- Maïs: -6 à 623 1/4 sur mai 2012 et -10 3/4 à 526 1/4 sur décembre 2012
- Soya : -16 3/4 à 1420 sur mai 2012 et - 11 3/4 à 1350 sur novembre 2012
- Tourteau : -4.40 à 391.40 sur mai 2012 et -2.90 à 361.80 sur décembre 2012
- Porc : -0.450 à 82.300 sur avril 2012 et -0.850 à 90.150 sur août 2012
- Bœuf : +0.200 à 120.725 sur avril 2012 et -0.025 à 119.025 sur août 2012
- CAD : +0.02 à 99.92 sur juin 2012
Journée rouge dans les commodités agricoles avec des baisses d'une dizaine de cents dans le maïs et le soja. Normalement la USDA fait état de l'évolution des semis le lundi 4PM, mais ils éprouvemt des difficultés avec leur site web, donc nous vous en parlerons demain si c'est disponible. C'est donc dire que jusqu'à maintenant nous n'avons pas d'information précise sur les surfaces réelles ensemencées de mais, de soja ou de blé, mais les informations non-officielles seraient que plusieurs producteurs américains se font tenter par des semis de soja. Les prix élevés pour l'automne les incitent à changer quand ils prennent en compte le prix des fertilisants et les coûts de séchage. Les conditions actuelles des sols aux USA peuvent aussi représenter un risque additionnel de planter du soja selon les agronomes. Bref, le rapport du 30 mars dernier n'est qu'un estimé et les chiffrent peuvent changer rapidement puisqu'un producteur sondé au début février peut bien entre-temps avoir vendu à Chicago du soja à 13.80 le mineau et se voit donc engagé à faire pousser un peu plus de soja qu'initialement anticipé pour remplir ses contrats. Le contrat de mais de juillet se rapproche de son support et le producteur qui voudrait capturer un rebond pourrait s'acheter un call spread (protection de zone) entre 6.00 et 6.30. Pour environ 5.20$ la tonne, le producteur empoche plus de 8$ de profit si le blé d'inde reste en haut de 6.30 en juillet.

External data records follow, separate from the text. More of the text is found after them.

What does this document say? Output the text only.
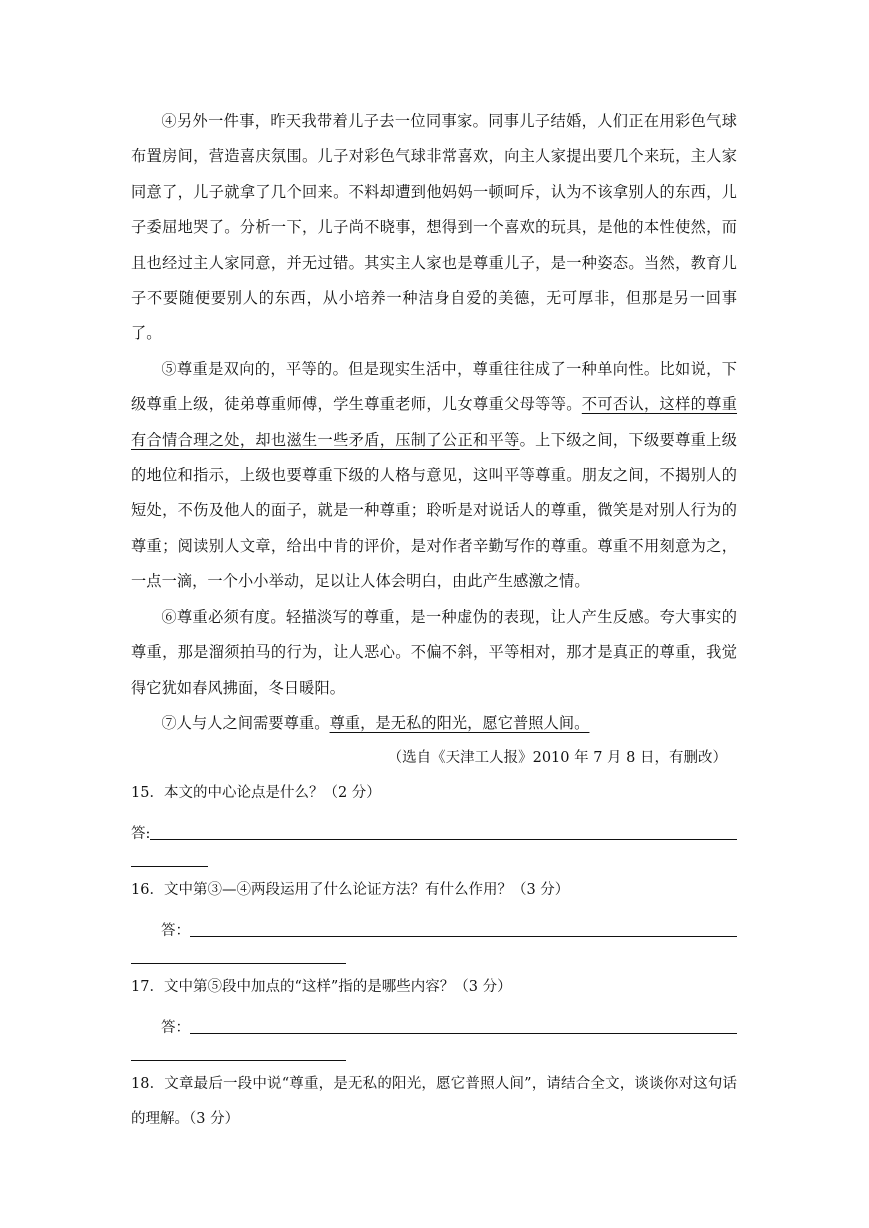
④另外一件事，昨天我带着儿子去一位同事家。同事儿子结婚，人们正在用彩色气球布置房间，营造喜庆氛围。儿子对彩色气球非常喜欢，向主人家提出要几个来玩，主人家同意了，儿子就拿了几个回来。不料却遭到他妈妈一顿呵斥，认为不该拿别人的东西，儿子委屈地哭了。分析一下，儿子尚不晓事，想得到一个喜欢的玩具，是他的本性使然，而且也经过主人家同意，并无过错。其实主人家也是尊重儿子，是一种姿态。当然，教育儿子不要随便要别人的东西，从小培养一种洁身自爱的美德，无可厚非，但那是另一回事了。

⑤尊重是双向的，平等的。但是现实生活中，尊重往往成了一种单向性。比如说，下级尊重上级，徒弟尊重师傅，学生尊重老师，儿女尊重父母等等。不可否认，这样的尊重有合情合理之处，却也滋生一些矛盾，压制了公正和平等。上下级之间，下级要尊重上级的地位和指示，上级也要尊重下级的人格与意见，这叫平等尊重。朋友之间，不揭别人的短处，不伤及他人的面子，就是一种尊重；聆听是对说话人的尊重，微笑是对别人行为的尊重；阅读别人文章，给出中肯的评价，是对作者辛勤写作的尊重。尊重不用刻意为之，一点一滴，一个小小举动，足以让人体会明白，由此产生感激之情。

⑥尊重必须有度。轻描淡写的尊重，是一种虚伪的表现，让人产生反感。夸大事实的尊重，那是溜须拍马的行为，让人恶心。不偏不斜，平等相对，那才是真正的尊重，我觉得它犹如春风拂面，冬日暖阳。

⑦人与人之间需要尊重。尊重，是无私的阳光，愿它普照人间。

（选自《天津工人报》2010 年 7 月 8 日，有删改）

15．本文的中心论点是什么？（2 分）

答:

16．文中第③—④两段运用了什么论证方法？有什么作用？（3 分）

答：

17．文中第⑤段中加点的“这样”指的是哪些内容？（3 分）

答：

18．文章最后一段中说“尊重，是无私的阳光，愿它普照人间”，请结合全文，谈谈你对这句话的理解。（3 分）
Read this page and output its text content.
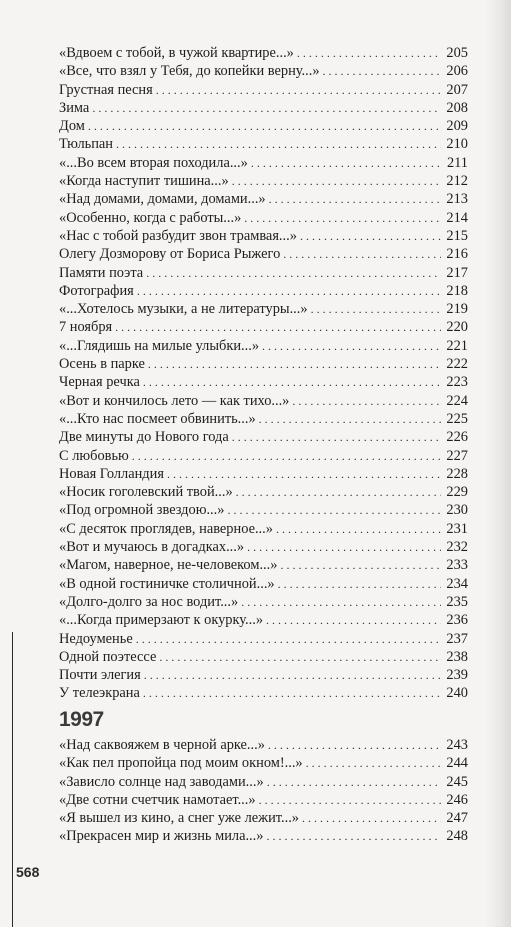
«Вдвоем с тобой, в чужой квартире...» . . .	205
«Все, что взял у Тебя, до копейки верну...» . . .	206
Грустная песня . . .	207
Зима . . .	208
Дом . . .	209
Тюльпан . . .	210
«...Во всем вторая походила...» . . .	211
«Когда наступит тишина...» . . .	212
«Над домами, домами, домами...» . . .	213
«Особенно, когда с работы...» . . .	214
«Нас с тобой разбудит звон трамвая...» . . .	215
Олегу Дозморову от Бориса Рыжего . . .	216
Памяти поэта . . .	217
Фотография . . .	218
«...Хотелось музыки, а не литературы...» . . .	219
7 ноября . . .	220
«...Глядишь на милые улыбки...» . . .	221
Осень в парке . . .	222
Черная речка . . .	223
«Вот и кончилось лето — как тихо...» . . .	224
«...Кто нас посмеет обвинить...» . . .	225
Две минуты до Нового года . . .	226
С любовью . . .	227
Новая Голландия . . .	228
«Носик гоголевский твой...» . . .	229
«Под огромной звездою...» . . .	230
«С десяток проглядев, наверное...» . . .	231
«Вот и мучаюсь в догадках...» . . .	232
«Магом, наверное, не-человеком...» . . .	233
«В одной гостиничке столичной...» . . .	234
«Долго-долго за нос водит...» . . .	235
«...Когда примерзают к окурку...» . . .	236
Недоуменье . . .	237
Одной поэтессе . . .	238
Почти элегия . . .	239
У телеэкрана . . .	240
1997
«Над саквояжем в черной арке...» . . .	243
«Как пел пропойца под моим окном!...» . . .	244
«Зависло солнце над заводами...» . . .	245
«Две сотни счетчик намотает...» . . .	246
«Я вышел из кино, а снег уже лежит...» . . .	247
«Прекрасен мир и жизнь мила...» . . .	248
568
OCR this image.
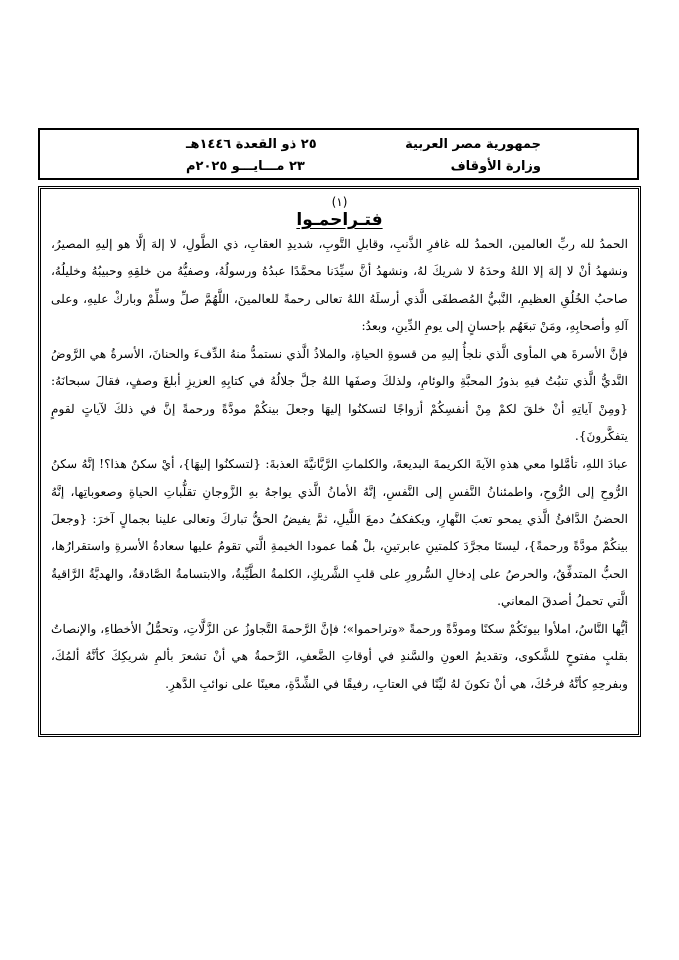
جمهورية مصر العربية
٢٥ ذو القعدة ١٤٤٦هـ
وزارة الأوقاف
٢٣ مـــايـــو ٢٠٢٥م
(١)
فتـراحمـوا

الحمدُ لله ربِّ العالمين، الحمدُ لله غافرِ الذَّنبِ، وقابلِ التَّوبِ، شديدِ العقابِ، ذي الطَّولِ، لا إلهَ إلَّا هو إليهِ المصيرُ، ونشهدُ أنْ لا إلهَ إلا اللهُ وحدَهُ لا شريكَ لهُ، ونشهدُ أنَّ سيِّدَنا محمَّدًا عبدُهُ ورسولُهُ، وصفيُّهُ من خلقِهِ وحبيبُهُ وخليلُهُ، صاحبُ الخُلُقِ العظيمِ، النَّبيُّ المُصطفَى الَّذي أرسلَهُ اللهُ تعالى رحمةً للعالمينَ، اللَّهُمَّ صلِّ وسلِّمْ وباركْ عليهِ، وعلى آلهِ وأصحابِهِ، ومَنْ تبعَهُم بإحسانٍ إلى يومِ الدِّينِ، وبعدُ:

فإنَّ الأسرةَ هي المأوى الَّذي نلجأُ إليهِ من قسوةِ الحياةِ، والملاذُ الَّذي نستمدُّ منهُ الدِّفءَ والحنانَ، الأسرةُ هي الرَّوضُ النَّديُّ الَّذي تنبُتُ فيهِ بذورُ المحبَّةِ والوئامِ، ولذلكَ وصفَها اللهُ جلَّ جلالُهُ في كتابِهِ العزيزِ أبلغَ وصفٍ، فقالَ سبحانَهُ: {ومِنْ آياتِهِ أنْ خلقَ لكمْ مِنْ أنفسِكُمْ أزواجًا لتسكنُوا إليهَا وجعلَ بينكُمْ مودَّةً ورحمةً إنَّ في ذلكَ لآياتٍ لقومٍ يتفكَّرونَ}.

عبادَ اللهِ، تأمَّلوا معي هذهِ الآيةَ الكريمةَ البديعةَ، والكلماتِ الرَّبَّانيَّةَ العذبةَ: {لتسكنُوا إليهَا}، أيْ سكنٌ هذا؟! إنَّهُ سكنُ الرُّوحِ إلى الرُّوحِ، واطمئنانُ النَّفسِ إلى النَّفسِ، إنَّهُ الأمانُ الَّذي يواجهُ بهِ الزَّوجانِ تقلُّباتِ الحياةِ وصعوباتِها، إنَّهُ الحضنُ الدَّافئُ الَّذي يمحو تعبَ النَّهارِ، ويكفكفُ دمعَ اللَّيلِ، ثمَّ يفيضُ الحقُّ تباركَ وتعالى علينا بجمالٍ آخرَ: {وجعلَ بينكُمْ مودَّةً ورحمةً}، ليستَا مجرَّدَ كلمتينِ عابرتينِ، بلْ هُما عمودا الخيمةِ الَّتي تقومُ عليها سعادةُ الأسرةِ واستقرارُها، الحبُّ المتدفِّقُ، والحرصُ على إدخالِ السُّرورِ على قلبِ الشَّريكِ، الكلمةُ الطَّيِّبةُ، والابتسامةُ الصَّادقةُ، والهديَّةُ الرَّاقيةُ الَّتي تحملُ أصدقَ المعاني.

أيُّها النَّاسُ، املأوا بيوتَكُمْ سكنًا ومودَّةً ورحمةً «وتراحموا»؛ فإنَّ الرَّحمةَ التَّجاوزُ عن الزَّلَّاتِ، وتحمُّلُ الأخطاءِ، والإنصاتُ بقلبٍ مفتوحٍ للشَّكوى، وتقديمُ العونِ والسَّندِ في أوقاتِ الضَّعفِ، الرَّحمةُ هي أنْ تشعرَ بألمِ شريكِكَ كأنَّهُ ألمُكَ، وبفرحِهِ كأنَّهُ فرحُكَ، هي أنْ تكونَ لهُ ليِّنًا في العتابِ، رفيقًا في الشِّدَّةِ، معينًا على نوائبِ الدَّهرِ.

La glissade se prolonge dans les prix du porc. Définitivement les utilisateurs ne veulent plus payer la prime sur les contrats d'été avec le cash qui non seulement tarde à monter, mais baisse depuis le début du mois d'avril. Des rapports sur l'industrie canadienne montrent aussi que la consommation canadienne de viande de porc est en baisse de 4% pour l'année qui vient de se terminer. Si l'information est exacte, c'est dire que l'industrie doit compter de moins en moins sur la demande nationale et se tourne, une fois de plus, vers les marchés internationaux afin d'écouler son stock. Ce n'est pas en soi une mauvaise chose, mais cela implique de surveiller de près des variables plus difficile à estimer ou prévoir, comme les exportations et les taux de changes.